Duterte’s lawyers said that Philippine authorities didn’t show any copy of the ICC warrant and violated his constitutional rights. President Ferdinand Marcos Jr.’s administration allowed the global court to take custody of Duterte, although the Philippines was no longer a party to the ICC, the legal team said.

“Our own government has surrendered a Filipino citizen _ even a former president at that — to foreign powers,” Vice President Sara Duterte, the ex-president’s daughter, said Tuesday before her father was flown out of Manila.

“This is a blatant affront to our sovereignty and an insult to every Filipino who believes in our nation’s independence,” she said. “This is not justice — this is oppression and persecution,” she said.
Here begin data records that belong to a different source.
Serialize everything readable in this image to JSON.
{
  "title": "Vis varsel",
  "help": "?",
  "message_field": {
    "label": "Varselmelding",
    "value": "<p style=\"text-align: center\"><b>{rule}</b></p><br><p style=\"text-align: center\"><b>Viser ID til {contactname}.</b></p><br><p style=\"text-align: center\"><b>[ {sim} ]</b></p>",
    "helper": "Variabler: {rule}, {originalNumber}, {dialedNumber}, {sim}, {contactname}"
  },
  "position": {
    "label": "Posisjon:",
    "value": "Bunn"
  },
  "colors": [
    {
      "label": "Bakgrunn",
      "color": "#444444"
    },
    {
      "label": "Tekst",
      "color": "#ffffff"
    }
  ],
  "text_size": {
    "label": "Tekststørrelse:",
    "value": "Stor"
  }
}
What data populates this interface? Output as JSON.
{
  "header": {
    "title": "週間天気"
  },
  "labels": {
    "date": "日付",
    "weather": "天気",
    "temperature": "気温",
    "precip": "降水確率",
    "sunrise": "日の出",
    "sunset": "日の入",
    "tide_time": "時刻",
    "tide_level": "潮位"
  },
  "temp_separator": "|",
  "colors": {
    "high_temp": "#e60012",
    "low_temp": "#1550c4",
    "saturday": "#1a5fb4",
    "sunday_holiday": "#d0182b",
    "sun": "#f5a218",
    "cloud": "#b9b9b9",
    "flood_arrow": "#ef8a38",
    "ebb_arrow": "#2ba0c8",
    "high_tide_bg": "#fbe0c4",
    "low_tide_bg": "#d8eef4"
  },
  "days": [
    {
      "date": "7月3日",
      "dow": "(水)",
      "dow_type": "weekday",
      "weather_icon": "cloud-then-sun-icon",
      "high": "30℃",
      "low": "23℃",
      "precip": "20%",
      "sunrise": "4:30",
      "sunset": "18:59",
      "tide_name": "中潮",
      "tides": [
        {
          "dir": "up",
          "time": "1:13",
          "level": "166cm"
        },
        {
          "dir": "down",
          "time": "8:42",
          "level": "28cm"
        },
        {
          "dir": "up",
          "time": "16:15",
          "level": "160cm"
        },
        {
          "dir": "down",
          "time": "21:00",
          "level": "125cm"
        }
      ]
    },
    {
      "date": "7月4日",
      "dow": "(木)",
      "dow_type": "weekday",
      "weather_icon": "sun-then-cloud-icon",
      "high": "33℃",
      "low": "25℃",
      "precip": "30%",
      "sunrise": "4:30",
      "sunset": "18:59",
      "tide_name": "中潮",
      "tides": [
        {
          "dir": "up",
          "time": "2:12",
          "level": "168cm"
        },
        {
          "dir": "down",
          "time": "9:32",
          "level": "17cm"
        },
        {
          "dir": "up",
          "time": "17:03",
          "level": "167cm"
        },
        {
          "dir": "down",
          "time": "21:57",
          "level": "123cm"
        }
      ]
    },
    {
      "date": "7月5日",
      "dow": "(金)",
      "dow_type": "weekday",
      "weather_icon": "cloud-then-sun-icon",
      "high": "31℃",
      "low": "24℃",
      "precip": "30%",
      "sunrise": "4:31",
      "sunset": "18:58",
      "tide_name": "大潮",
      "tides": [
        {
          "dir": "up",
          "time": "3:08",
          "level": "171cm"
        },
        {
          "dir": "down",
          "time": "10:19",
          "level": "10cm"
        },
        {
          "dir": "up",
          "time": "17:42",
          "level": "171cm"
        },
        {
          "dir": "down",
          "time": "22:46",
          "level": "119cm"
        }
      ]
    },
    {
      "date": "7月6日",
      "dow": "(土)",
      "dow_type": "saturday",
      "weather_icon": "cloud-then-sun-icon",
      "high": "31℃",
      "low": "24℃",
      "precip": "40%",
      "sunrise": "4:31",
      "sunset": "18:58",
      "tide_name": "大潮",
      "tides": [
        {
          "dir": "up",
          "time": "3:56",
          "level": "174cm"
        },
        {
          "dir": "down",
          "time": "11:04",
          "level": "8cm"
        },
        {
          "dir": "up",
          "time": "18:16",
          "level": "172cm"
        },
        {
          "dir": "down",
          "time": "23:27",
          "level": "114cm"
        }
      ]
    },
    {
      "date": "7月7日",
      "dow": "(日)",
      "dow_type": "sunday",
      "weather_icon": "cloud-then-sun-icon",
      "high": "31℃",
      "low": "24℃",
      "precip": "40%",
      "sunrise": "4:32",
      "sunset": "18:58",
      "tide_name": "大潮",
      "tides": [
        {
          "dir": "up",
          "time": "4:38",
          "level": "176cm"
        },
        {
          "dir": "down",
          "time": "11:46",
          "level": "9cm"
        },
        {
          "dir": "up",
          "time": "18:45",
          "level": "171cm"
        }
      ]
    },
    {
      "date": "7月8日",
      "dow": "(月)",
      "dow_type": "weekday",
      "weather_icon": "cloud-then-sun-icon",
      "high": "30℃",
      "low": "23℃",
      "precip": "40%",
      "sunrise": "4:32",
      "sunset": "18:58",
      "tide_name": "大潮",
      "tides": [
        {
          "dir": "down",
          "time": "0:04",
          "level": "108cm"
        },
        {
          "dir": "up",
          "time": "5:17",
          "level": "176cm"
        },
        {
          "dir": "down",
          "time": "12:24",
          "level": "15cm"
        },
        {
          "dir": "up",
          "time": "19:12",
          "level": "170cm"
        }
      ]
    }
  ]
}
Marcos appeared on nationwide television around midnight shortly after Duterte was flown out and denied the allegations of the vice president, who has had a bitter falling out with him after their whirlwind political alliance as running mates in the 2022 elections crumbled.

Duterte predicts his fate

In Hong Kong, Duterte told a gathering of flag-waving followers Sunday before he flew back to Manila that he was aware that an ICC warrant for his arrest has been issued and added he was ready to be locked up. “If this is my fate in life, it’s OK, I’ll accept it. I can’t do anything if I get arrested and jailed,” he said in an expletives-laced speech.

Duterte carved a political name decades ago with his violent approach to criminality and his profanities, which became a trademark of his political persona especially when threatening to kill drugs dealers as part of his war on illegal drugs that left thousands dead in his long years in power.

While president, Duterte got incensed when Obama criticized his bloody campaign against illegal drugs and told him in one speech to “go to hell.”

In 2015, he shocked the dominant Roman Catholic Church when he fired off an expletive while expressing his disgust over a monstrous traffic jam that trapped him while Francis was visiting Manila.

“I wanted to call. ‘Pope, you son of a bitch, go home.’ Don’t visit here anymore,” he told a mob of supporters, some of whom laughed.

He later apologized after Filipino bishops expressed shock and outrage.